Modi says India targets net zero emissions by 2070


India's Prime Minister used the COP26 climate talks to announce 2070 as the target for his country to reach net zero carbon emissions, two decades beyond what scientists say is needed to avert catastrophic climate impacts.

Narendra Modi defended India, however, as having stuck to its climate pledges "in spirit and letter" and noted that his country contained 17 per cent of the world's population but was responsible for only 5 per cent of global emissions.

Modi told other world leaders that India would increase the share of renewables in its energy mix from about 38 per cent last year to 50 per cent by 2030.

A COP official welcomed the 2030 pledge but expressed surprise at the 2070 goal, which is beyond China's net-zero target of 2060. The official, who spoke on condition of anonymity, said there was hope India might bring 2070 forward.

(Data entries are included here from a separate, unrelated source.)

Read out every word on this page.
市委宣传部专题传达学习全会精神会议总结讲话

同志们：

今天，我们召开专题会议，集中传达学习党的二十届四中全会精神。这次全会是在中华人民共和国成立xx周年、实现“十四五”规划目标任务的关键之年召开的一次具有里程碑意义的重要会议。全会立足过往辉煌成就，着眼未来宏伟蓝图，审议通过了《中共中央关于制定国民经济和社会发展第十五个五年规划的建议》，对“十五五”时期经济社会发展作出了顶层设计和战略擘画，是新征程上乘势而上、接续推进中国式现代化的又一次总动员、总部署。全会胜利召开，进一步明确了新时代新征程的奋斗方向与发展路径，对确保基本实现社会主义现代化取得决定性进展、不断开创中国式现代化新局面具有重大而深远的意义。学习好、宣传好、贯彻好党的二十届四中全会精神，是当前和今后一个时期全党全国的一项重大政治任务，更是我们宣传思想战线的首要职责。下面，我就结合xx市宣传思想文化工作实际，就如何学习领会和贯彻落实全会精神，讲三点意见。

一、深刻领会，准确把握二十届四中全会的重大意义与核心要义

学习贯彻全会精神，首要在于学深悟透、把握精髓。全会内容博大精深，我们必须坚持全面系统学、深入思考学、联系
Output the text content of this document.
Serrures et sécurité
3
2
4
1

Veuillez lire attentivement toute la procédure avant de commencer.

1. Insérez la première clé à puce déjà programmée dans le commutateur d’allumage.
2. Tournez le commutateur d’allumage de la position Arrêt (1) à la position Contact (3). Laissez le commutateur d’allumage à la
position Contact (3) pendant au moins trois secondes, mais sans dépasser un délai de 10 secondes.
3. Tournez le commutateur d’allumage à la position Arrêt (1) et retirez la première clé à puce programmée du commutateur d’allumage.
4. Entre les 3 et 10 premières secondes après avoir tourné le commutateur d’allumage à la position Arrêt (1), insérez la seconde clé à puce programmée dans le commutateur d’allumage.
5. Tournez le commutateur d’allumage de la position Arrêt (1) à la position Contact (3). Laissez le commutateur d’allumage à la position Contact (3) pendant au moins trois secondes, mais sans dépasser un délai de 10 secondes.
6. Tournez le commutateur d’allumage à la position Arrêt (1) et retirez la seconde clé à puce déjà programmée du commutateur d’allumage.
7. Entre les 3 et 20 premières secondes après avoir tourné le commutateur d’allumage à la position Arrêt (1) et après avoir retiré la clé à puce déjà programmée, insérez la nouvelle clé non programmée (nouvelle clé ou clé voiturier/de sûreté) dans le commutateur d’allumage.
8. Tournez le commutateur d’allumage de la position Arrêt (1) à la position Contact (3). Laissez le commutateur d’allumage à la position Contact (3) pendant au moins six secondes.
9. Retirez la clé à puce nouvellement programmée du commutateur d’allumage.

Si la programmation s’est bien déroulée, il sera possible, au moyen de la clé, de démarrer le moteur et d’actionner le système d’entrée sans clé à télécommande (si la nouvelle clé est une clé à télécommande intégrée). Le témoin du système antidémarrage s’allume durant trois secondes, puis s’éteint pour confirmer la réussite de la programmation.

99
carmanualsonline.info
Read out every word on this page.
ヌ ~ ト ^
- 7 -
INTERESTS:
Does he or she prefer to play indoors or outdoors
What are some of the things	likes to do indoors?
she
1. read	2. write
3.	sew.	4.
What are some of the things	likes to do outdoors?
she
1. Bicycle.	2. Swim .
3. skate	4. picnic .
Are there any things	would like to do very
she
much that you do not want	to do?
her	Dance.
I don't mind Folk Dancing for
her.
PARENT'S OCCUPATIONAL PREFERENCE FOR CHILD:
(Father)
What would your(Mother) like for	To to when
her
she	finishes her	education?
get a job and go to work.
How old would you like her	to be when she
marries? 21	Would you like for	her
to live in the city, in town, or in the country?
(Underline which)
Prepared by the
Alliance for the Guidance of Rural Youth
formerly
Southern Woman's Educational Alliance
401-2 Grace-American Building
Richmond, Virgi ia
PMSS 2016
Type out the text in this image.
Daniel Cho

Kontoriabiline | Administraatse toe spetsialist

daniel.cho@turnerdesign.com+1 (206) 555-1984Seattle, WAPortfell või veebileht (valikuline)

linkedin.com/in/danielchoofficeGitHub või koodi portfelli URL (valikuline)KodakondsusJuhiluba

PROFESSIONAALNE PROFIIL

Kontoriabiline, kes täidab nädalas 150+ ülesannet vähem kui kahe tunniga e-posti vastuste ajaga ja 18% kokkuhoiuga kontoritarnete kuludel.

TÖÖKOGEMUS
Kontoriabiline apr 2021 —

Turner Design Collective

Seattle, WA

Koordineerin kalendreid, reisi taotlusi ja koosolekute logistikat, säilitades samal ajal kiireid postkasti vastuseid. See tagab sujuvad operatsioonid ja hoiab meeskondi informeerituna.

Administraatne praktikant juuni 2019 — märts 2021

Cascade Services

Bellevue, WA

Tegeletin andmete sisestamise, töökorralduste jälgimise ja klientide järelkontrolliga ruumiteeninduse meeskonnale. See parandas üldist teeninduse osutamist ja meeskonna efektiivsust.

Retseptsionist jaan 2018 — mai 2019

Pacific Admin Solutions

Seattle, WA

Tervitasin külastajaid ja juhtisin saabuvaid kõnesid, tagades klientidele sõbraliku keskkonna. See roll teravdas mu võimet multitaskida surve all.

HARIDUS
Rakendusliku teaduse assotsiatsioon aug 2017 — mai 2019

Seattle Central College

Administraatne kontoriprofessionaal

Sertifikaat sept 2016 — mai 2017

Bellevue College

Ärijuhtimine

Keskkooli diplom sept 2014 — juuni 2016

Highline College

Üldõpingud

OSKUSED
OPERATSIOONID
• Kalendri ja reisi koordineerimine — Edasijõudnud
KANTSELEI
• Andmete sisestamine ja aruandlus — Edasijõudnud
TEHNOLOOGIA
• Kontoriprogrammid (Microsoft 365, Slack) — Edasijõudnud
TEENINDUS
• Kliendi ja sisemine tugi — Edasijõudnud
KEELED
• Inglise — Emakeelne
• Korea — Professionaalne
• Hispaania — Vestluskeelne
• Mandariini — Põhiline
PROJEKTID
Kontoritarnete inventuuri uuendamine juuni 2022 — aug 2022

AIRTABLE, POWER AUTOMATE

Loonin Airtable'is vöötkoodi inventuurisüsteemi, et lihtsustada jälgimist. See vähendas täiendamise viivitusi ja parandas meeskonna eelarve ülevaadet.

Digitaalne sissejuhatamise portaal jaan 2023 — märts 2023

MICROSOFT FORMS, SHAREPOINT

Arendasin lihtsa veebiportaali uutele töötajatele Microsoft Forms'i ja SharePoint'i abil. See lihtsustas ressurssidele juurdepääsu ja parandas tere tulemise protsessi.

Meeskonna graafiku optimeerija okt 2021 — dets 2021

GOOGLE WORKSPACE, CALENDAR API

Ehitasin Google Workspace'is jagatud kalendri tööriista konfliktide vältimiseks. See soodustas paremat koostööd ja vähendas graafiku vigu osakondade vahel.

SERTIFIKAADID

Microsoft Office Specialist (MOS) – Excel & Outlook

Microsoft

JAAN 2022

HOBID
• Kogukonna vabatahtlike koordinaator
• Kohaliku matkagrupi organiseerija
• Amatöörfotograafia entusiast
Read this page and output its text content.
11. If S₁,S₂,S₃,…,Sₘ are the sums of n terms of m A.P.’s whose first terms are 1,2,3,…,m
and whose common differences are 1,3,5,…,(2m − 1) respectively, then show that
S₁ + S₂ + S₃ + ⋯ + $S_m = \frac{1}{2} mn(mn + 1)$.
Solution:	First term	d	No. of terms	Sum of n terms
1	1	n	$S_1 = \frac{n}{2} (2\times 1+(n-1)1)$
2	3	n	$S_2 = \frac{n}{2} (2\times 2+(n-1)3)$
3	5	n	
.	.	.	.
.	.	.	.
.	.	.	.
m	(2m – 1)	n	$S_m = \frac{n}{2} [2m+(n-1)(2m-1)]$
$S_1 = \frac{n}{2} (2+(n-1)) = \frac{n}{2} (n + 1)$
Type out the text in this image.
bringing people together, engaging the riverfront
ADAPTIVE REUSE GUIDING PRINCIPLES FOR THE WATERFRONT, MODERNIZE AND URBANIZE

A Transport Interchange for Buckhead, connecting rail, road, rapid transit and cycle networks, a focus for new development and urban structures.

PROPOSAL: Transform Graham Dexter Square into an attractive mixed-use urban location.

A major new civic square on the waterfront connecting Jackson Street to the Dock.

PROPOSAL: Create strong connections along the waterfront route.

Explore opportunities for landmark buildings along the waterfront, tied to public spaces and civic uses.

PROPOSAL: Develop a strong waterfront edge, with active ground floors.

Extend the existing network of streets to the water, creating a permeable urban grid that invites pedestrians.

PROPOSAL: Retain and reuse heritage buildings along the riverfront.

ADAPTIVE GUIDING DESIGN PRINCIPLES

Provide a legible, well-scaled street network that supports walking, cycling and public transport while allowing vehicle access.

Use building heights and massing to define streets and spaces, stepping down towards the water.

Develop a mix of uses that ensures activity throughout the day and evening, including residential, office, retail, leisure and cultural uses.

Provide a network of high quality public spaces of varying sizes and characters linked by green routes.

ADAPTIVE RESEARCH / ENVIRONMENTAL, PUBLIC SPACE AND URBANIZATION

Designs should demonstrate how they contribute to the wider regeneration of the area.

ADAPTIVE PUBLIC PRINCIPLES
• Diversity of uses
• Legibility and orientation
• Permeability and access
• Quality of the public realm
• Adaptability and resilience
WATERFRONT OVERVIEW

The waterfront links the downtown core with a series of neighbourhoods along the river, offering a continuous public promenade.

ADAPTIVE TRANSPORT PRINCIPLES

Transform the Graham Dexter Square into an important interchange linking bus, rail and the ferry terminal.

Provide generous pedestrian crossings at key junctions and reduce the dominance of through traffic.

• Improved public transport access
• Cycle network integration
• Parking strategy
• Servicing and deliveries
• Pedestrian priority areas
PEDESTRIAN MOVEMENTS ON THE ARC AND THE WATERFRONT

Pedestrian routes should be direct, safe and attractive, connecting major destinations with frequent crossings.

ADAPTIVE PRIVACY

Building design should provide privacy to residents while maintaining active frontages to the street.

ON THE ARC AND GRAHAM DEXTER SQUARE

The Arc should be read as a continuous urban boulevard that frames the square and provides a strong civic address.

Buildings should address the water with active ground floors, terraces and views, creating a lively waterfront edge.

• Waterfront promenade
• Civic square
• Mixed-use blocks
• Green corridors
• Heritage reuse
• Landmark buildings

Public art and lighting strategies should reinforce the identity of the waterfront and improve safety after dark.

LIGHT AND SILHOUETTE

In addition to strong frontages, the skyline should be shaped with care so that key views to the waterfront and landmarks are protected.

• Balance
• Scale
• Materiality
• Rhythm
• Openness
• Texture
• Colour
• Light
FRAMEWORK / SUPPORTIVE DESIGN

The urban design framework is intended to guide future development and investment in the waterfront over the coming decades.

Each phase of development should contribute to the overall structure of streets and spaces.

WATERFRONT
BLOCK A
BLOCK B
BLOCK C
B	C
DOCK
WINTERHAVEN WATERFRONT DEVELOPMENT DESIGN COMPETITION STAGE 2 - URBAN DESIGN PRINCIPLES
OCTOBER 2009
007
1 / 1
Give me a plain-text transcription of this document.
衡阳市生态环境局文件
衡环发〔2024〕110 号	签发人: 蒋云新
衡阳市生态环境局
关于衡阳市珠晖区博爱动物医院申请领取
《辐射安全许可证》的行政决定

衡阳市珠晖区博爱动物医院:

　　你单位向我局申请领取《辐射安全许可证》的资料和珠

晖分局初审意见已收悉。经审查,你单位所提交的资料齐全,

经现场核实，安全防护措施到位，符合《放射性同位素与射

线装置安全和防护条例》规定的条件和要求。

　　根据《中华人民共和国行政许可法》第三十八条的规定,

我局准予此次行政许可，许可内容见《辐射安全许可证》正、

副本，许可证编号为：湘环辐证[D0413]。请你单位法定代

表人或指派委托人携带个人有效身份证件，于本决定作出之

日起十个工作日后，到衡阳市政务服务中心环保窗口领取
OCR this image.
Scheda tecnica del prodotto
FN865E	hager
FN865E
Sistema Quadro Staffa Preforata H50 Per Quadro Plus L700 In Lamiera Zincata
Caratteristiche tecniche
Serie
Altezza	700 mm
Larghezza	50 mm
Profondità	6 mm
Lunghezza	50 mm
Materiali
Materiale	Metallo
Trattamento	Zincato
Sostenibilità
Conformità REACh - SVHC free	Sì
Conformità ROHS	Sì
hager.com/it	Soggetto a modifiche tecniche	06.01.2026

Only last week, India, currently the world's third-biggest emitter of greenhouse gases after China and the United States, rejected calls to announce a net-zero carbon emissions target.

It said it was more important for the world to lay out credible pathways to reduce emissions.

The United States, Britain and the European Union have set a target date of 2050 to reach net zero, by which point they will only emit an amount of greenhouse gases that can be absorbed by forests, crops, soils and nascent "carbon capture technology".

China and Saudi Arabia have both set targets of 2060, but critics say these are largely meaningless without tangible action now.

Scientists say the world needs to halve global emissions by 2030 and reach net zero by 2050 to avoid the worst impacts of climate change.

In his speech, Modi also called for a global push to adopt sustainable lifestyles.

"Instead of mindless and destructive consumption we need mindful and deliberate utilisation," he said, citing consumer choices in areas from packaging to diet.

"These choices, made by billions of people, can take the fight against climate change one step further," he said.